Ensure children are informed on the importance of only calling 9-1-1 for real emergencies.
When you’re not using your mobile device, turn it off or lock the keypad
Do not program your mobile device to automatically dial 9-1-1. If your mobile device is pre-programmed with the auto-dial 9-1-1 feature turned on, turn the feature off.
Examples of when to call 9-1-1
- When it is a life-threatening emergency situation: car accident with injuries, medical emergencies, fire, attacks, gunshots
- When a crime is in progress: fights, break and enters, or reporting an impaired driver
- When a crime has just occurred: robbery, assault
- When a crime is about to happen: prowler or vandalism
Examples of non-emergency calls
- Reporting a crime with no suspect: theft of a licence plate
- Reporting a crime with suspect, but suspect is not on the scene: fraud
- Non-emergency in-progress: noisy party, barking dogs
- On-going crimes that are not in-progress: graffiti
For non-emergency police assistance, please call your local ten digit non-emergency numbers.
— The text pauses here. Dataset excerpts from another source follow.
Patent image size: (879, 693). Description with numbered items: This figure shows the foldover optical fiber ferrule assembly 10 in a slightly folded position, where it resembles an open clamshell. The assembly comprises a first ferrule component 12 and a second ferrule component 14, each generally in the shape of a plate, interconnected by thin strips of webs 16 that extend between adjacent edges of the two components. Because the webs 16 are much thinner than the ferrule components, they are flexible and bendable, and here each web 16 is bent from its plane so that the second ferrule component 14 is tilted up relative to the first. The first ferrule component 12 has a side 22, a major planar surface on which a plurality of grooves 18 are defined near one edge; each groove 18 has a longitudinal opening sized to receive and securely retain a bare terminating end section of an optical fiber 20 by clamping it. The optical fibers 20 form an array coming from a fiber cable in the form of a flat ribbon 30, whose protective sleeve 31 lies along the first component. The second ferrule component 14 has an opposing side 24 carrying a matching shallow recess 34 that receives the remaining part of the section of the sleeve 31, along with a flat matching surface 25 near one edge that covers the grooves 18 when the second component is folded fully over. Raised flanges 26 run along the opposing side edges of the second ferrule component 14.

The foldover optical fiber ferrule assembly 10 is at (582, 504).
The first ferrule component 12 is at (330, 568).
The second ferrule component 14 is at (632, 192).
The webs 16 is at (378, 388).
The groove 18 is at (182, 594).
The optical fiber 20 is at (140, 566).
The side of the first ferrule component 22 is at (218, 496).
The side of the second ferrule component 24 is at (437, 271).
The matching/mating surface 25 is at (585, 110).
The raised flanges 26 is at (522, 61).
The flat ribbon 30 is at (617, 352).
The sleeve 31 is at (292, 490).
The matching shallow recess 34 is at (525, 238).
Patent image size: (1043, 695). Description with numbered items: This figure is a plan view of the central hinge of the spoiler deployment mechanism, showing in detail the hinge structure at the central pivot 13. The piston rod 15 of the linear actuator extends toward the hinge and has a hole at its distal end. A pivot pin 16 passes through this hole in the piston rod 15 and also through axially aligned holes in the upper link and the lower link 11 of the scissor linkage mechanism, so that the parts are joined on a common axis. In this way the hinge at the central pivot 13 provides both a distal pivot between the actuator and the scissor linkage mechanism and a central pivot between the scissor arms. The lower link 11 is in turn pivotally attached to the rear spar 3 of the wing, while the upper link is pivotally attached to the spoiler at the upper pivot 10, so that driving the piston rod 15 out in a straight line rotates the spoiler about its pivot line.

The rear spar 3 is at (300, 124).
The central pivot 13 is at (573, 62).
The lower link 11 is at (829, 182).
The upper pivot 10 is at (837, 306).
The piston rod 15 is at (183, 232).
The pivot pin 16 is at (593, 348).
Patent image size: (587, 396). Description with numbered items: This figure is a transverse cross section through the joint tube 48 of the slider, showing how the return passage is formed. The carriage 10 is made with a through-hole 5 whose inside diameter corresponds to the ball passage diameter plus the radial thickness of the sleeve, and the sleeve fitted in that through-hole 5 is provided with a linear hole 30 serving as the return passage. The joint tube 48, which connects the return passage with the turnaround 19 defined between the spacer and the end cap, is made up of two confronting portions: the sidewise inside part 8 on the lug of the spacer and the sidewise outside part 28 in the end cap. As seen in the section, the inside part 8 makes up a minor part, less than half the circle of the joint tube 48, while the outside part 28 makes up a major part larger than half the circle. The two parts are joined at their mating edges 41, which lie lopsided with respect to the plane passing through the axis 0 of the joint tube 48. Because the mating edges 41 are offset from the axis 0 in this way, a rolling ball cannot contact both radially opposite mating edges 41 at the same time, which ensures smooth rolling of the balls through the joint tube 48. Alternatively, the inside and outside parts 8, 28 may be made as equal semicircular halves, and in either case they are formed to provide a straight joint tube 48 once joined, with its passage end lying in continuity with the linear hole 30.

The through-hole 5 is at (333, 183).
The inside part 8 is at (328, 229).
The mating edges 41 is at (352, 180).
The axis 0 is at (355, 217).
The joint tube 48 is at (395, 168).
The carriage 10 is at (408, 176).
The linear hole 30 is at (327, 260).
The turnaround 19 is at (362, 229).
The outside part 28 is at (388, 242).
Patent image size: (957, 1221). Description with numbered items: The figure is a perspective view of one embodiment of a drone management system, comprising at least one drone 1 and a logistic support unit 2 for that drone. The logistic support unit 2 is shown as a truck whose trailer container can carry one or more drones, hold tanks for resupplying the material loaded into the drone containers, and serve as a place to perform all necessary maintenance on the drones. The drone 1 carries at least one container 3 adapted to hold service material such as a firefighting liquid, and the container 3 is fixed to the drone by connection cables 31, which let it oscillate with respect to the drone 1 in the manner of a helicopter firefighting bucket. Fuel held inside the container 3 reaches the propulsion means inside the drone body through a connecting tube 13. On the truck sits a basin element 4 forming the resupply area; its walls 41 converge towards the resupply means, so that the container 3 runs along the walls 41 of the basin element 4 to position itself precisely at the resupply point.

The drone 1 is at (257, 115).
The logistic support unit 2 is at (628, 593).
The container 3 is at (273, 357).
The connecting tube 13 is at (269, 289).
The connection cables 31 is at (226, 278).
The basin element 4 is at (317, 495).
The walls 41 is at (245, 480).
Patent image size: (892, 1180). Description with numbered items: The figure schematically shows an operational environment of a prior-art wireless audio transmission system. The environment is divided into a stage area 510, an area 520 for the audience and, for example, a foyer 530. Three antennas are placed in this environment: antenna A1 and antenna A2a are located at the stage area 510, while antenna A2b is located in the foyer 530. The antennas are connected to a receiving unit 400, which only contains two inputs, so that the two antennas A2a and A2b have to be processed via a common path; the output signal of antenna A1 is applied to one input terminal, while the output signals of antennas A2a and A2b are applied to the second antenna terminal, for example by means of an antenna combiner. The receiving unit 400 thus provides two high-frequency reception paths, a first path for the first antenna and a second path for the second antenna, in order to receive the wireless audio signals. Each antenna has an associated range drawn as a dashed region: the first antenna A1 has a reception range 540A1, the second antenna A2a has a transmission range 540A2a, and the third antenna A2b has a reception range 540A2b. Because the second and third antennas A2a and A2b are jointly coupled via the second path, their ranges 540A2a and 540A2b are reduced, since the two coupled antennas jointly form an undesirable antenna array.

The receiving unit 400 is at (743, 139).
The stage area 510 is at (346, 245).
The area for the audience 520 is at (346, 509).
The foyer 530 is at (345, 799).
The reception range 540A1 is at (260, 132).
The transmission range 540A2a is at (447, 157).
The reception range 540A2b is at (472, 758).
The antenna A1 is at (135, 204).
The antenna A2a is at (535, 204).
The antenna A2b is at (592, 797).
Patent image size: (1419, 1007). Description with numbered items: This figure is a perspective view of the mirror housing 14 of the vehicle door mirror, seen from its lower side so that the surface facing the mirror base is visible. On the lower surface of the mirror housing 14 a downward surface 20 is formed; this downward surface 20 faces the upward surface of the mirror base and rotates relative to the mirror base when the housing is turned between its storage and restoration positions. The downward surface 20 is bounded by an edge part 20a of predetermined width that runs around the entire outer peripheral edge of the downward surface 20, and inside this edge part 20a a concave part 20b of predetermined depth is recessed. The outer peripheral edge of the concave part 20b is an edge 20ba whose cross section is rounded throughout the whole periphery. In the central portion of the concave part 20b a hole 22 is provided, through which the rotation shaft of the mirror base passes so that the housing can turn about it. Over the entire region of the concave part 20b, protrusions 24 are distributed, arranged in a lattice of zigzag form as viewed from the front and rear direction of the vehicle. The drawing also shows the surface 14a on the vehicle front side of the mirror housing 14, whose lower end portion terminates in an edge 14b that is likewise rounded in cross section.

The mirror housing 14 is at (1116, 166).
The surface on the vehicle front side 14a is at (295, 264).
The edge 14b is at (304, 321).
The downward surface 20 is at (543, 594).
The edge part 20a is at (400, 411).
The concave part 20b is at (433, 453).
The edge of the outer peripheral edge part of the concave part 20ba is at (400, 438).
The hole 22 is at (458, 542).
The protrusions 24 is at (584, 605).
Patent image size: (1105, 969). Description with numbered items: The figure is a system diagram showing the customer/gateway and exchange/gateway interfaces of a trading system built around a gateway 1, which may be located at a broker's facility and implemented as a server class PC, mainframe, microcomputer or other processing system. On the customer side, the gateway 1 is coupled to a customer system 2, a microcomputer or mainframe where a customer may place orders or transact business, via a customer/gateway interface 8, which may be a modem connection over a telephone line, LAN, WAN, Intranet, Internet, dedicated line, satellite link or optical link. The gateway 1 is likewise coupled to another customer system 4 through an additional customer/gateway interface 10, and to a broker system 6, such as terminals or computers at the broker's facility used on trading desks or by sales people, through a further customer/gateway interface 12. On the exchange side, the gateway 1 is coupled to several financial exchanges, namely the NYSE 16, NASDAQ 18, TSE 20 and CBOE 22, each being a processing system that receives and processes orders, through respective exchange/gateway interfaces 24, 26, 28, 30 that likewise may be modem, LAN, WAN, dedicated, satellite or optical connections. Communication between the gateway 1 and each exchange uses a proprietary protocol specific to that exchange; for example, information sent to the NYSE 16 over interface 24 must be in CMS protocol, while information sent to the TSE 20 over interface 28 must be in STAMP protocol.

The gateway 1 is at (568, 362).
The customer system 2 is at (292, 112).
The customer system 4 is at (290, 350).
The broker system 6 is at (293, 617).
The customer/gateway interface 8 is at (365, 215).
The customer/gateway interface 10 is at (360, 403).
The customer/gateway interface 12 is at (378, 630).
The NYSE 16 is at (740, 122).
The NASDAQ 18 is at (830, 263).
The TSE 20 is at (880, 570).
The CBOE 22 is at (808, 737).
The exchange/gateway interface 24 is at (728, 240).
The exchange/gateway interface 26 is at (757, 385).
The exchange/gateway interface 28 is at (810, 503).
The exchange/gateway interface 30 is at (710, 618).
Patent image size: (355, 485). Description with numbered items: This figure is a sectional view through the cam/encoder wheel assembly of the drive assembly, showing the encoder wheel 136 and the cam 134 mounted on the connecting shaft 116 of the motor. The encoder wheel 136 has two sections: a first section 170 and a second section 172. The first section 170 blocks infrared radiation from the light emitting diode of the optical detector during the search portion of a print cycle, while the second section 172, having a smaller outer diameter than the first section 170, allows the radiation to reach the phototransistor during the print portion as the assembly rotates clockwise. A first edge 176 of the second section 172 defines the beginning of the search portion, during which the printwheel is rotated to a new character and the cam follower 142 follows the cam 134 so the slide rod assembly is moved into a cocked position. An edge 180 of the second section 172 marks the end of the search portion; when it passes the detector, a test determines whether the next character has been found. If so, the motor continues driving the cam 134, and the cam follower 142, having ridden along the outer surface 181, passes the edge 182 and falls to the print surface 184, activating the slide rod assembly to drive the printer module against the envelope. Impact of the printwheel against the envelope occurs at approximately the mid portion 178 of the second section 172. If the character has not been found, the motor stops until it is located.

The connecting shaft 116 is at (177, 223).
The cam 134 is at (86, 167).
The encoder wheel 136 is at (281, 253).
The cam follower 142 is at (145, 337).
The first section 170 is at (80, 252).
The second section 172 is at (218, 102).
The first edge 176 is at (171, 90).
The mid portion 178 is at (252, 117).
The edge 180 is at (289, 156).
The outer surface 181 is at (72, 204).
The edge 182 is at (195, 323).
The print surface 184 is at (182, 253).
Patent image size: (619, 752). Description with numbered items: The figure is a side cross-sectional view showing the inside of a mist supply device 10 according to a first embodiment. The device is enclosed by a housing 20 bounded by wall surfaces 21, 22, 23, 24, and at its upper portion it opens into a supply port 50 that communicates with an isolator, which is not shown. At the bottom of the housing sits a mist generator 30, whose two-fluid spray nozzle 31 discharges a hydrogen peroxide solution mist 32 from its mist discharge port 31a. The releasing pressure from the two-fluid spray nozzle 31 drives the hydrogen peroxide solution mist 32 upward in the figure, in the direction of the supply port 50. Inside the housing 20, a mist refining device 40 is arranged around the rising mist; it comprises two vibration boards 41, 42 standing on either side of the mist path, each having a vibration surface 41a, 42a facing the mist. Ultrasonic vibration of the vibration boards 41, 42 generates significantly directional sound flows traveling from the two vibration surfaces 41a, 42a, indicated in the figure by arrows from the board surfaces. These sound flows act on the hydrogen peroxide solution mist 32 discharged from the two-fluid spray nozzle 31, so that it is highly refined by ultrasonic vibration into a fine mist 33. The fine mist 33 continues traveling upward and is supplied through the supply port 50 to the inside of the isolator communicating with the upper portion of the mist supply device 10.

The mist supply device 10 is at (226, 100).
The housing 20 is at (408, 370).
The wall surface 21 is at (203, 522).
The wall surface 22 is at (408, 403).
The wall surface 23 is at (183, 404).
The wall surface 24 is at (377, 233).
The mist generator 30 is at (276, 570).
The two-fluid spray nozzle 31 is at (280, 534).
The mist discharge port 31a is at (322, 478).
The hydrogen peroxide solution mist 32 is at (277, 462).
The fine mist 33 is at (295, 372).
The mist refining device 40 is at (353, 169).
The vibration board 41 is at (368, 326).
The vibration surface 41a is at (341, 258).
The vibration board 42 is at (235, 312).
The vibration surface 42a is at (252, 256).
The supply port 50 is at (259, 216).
If you are unsure if your situation is an emergency, dial 9-1-1. Emergency operators will help determine if immediate action is required or if you should hang-up and dial the non-emergency line.
Calling 9-1-1 for a non-emergency ties up important lifelines meant for people or property at immediate risk. If you call 9-1-1 for a non-emergency, it will not result in a faster response. Emergency situations are always given priority.